Перед театром на улице Фавар толпился народ. Дело было не в пьесе — довольно посредственной драме «Филипп и Жоржетта». Театралы собрались потому, что двух занятых в ней актеров, ранее уклонявшихся от воинской повинности, должны были отправить в Рейнскую армию: Эльвью и Гаводон, так звали лицедеев, уже получили повестки.
— Мои часы!
Несмотря на усиленную охрану и агентов в штатском, воры использовали толчею по-своему: шарили по карманам и кошелькам, умыкали бумажники, даже шляпу стянули прямо у караульного с головы. В зале публика гудела, распалялась, толкуя о насильственном рекрутском наборе, проклинала Конвент. Когда один из двух пресловутых актеров вышел на подмостки, его едва можно было расслышать — рукоплескания заглушали голос. А самая незначительная реплика внезапно обретала двойной смысл:
— А этот юный Бонфуа, с ним что сталось?
— Отправился искать счастья в дальней стороне.
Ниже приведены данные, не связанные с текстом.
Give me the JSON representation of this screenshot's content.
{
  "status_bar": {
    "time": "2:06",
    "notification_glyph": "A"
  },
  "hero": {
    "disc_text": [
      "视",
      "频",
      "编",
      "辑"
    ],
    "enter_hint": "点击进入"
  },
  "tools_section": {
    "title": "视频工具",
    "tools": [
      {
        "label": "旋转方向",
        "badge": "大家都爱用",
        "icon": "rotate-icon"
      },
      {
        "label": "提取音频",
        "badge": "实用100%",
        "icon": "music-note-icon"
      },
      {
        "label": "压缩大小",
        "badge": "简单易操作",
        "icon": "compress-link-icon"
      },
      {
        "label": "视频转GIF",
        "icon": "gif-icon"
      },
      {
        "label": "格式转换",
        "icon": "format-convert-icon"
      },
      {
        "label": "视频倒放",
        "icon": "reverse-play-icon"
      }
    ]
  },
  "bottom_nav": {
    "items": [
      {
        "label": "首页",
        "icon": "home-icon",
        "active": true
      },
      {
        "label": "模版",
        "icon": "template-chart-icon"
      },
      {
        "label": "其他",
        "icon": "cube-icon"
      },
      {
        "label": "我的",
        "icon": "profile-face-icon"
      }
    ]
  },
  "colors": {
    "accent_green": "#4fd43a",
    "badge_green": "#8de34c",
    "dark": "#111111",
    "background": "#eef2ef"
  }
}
— В Вандее? — крикнул какой-то зритель, и зал устроил ему овацию.
Давенн оглянулся на своего спутника и сообщил вполголоса:
— Гаводон завтра поутру уедет со мной в нантском дилижансе. У тебя остается еще несколько часов, чтобы решиться. Роялистское агентство оплатит путешествие.
Буонапарте принялся заботливо лепить свой образ. Когда, верный старинной дружбе, он посещал мадам Пермон, которая после кончины мужа, умершего от мозговой горячки, переселилась в скромный домик на шоссе д’Антен, генерал раздавал беднякам с улицы Сен-Николя, которым она покровительствовала, дрова и хлеб из армейских запасов. Однажды, когда он в шляпе с пером и натертых воском сапогах вышел из своей новенькой кареты с гербами Республики, его окликнула женщина: «Гражданин офицер, у меня ничего больше нет! Я утоплюсь вместе с детьми, да, с теми пятью, что у меня остались!» Ее звали Марианна Гюве, в руках она держала мертвого ребенка. Дитя погибло от голода. Ее муж, кровельщик, разбился насмерть, когда чинил крышу дворца Тюильри. Буонапарте сунул ей пачку обесцененных ассигнатов. Позже, сидя в зелено-белой гостиной семейства Пермон, генерал с озабоченным видом произнес:
— Этой женщине нужно предоставить небольшую пенсию. Вы не могли бы справиться поточнее, как с ней обстоит дело?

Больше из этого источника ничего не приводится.